Saturday, April 2, 2016

I owe Hilary Clinton an apology.

I owe Hilary Clinton an apology.

For some time, I had agreed with those who blamed the consequences of the so-called Arab Spring on her policies and support of the revolutions in various nations of the Middle East, such as Libya, Egypt, Syria and so forth. And certainly she did make statements about the promise of the Arab Spring, and advocate engaging, encouraging, and standing with those who were rejecting the existing governments and demanding reforms.

Current events would suggest strongly that this movement has failed. Syria and Libya, at the very least, could be described as failed states or ungovernable anarchies. Iraq is headed that direction. Egypt seems stable largely because the Egyptian military ousted the democratically elected president, Mohamed Morsi. The rise of ISIS, and the international spread of its ideology and terrorist practices are the latest chapter in the spread of fundamentally uncivilized (or perhaps anti-civilization) ethos.

To trace cause and effect, one might go back to John F. Kennedy’s speech to the United Nations on September 25, 1961 in which, in the context of terrorism, he said,
And it is in the light of that history that every nation today should know, be he friend or foe, that the United States has both the will and the weapons to join free men in standing up to their responsibilities.
Hilary Clinton may well have had that in mind when she spoke to the Center for Strategic and International Studies on October 12, 2012, when she said (as one example).
We stand with the Egyptian people in their quest for universal freedoms and protections, Egypt's international standing does depend both on peaceful relations with its neighbors and also on the choices it makes at home and whether or not it fulfills its own promises to its own people.

Wonderful aspirations. What went wrong?

I believe the reason this all came crumbling down, and the reason I owe Mrs. Clinton an apology, is that the cause of the failure of these policies is not ignorance or misinterpretation of events on the world scene. The problem is the general failure to recognize the fundamental driving forces behind the unrest in the Middle East: the spiritual forces of darkness that seek to destroy all that is good and right and just, who are stirring up worldwide rebellion under false pretenses. Mrs. Clinton could not possibly have understood that, and even if she had, it is not in the power of the U.S. Government, or any other government, to respond effectively to it.

We often romanticize that the U.S. revolution is a prototype for throwing off the chains of tyranny and establishing a democratic government in a nation of free people. But in fact, this is a rare, almost unique outcome of revolutions. It certainly didn’t happen in the French Revolution a few years later – they got the Reign of Terror, and eventually Napoleon. Clarence Crane Brinton offered one perspective on this, (Anatomy of a Revolution), but the most straightforward explanation can be found in Peter Marshall’s The Light and the Glory.

Few are willing to accept this, but the words of our founding fathers very strongly suggests that it was the widespread evangelization and conversion to Christianity from the time of the First Great Awakening until the American Revolution that gave the people residing the these United States the moral and philosophical basis for the U.S. Constitution and the various state governments.

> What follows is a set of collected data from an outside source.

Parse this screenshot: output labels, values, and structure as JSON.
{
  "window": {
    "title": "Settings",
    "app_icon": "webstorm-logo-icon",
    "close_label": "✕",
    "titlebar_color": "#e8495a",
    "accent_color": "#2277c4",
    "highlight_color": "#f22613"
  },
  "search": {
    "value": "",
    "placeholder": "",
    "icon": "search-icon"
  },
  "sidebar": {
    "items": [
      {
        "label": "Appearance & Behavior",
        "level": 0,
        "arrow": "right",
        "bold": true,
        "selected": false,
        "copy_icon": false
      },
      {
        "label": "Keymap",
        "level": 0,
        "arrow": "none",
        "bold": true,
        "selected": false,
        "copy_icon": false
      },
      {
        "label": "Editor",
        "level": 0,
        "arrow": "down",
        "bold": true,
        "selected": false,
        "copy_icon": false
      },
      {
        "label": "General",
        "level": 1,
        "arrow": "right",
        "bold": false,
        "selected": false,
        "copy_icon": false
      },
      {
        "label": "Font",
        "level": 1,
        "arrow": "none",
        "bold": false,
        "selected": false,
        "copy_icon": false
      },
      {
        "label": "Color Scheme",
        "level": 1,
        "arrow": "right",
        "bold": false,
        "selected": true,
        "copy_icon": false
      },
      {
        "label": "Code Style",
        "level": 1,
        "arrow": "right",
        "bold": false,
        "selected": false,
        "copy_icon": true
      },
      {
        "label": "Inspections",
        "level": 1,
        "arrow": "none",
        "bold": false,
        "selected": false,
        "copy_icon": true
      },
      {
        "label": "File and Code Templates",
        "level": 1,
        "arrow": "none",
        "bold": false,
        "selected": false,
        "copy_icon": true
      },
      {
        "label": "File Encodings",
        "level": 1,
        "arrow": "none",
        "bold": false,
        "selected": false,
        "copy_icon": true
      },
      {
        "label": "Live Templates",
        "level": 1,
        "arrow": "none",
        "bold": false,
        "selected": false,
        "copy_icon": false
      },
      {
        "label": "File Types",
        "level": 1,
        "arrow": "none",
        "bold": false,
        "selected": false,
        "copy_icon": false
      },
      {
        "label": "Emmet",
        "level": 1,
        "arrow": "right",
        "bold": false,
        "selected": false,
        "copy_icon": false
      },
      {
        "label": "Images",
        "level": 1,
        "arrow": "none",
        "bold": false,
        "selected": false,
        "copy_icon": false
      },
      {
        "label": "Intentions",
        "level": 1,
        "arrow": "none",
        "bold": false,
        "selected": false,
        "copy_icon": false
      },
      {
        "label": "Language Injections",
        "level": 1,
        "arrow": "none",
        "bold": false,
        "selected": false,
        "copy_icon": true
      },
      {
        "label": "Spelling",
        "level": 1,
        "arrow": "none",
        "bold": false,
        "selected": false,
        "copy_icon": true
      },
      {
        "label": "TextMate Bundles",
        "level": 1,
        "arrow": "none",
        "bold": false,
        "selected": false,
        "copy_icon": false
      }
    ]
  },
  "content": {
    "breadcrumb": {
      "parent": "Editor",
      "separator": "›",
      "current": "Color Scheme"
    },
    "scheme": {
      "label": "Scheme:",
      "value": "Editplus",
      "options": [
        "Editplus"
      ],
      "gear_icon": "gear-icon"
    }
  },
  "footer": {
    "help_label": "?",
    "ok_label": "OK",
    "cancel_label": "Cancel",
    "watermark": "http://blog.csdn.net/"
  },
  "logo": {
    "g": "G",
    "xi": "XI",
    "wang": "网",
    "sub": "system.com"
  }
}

Imperfect though they were, the unique linking of rights and responsibilities to the average citizen, a shared consensus on how political decisions could be made peacefully, and how people could live together with disagreements, only arose out of the values of the Christian gospel, accepted and practiced.

There is no real possibility that nations lacking this heritage can establish such a government. If we are looking for a way to bring political reform to those nations of the world still under tyranny, our first priority must be to bring them the gospel. The entire teaching of Christianity begins with the saving of souls as a necessary first step. But it must be followed by the building of the Kingdom of God within communities of people that does not depend on governments for its existence, nor pretend to be a government.

I can’t blame Hilary Clinton for not recognizing this. I have heard no other politician make any references to the root cause of our present worldwide turmoil. And I couldn't expect her to. I am sorry.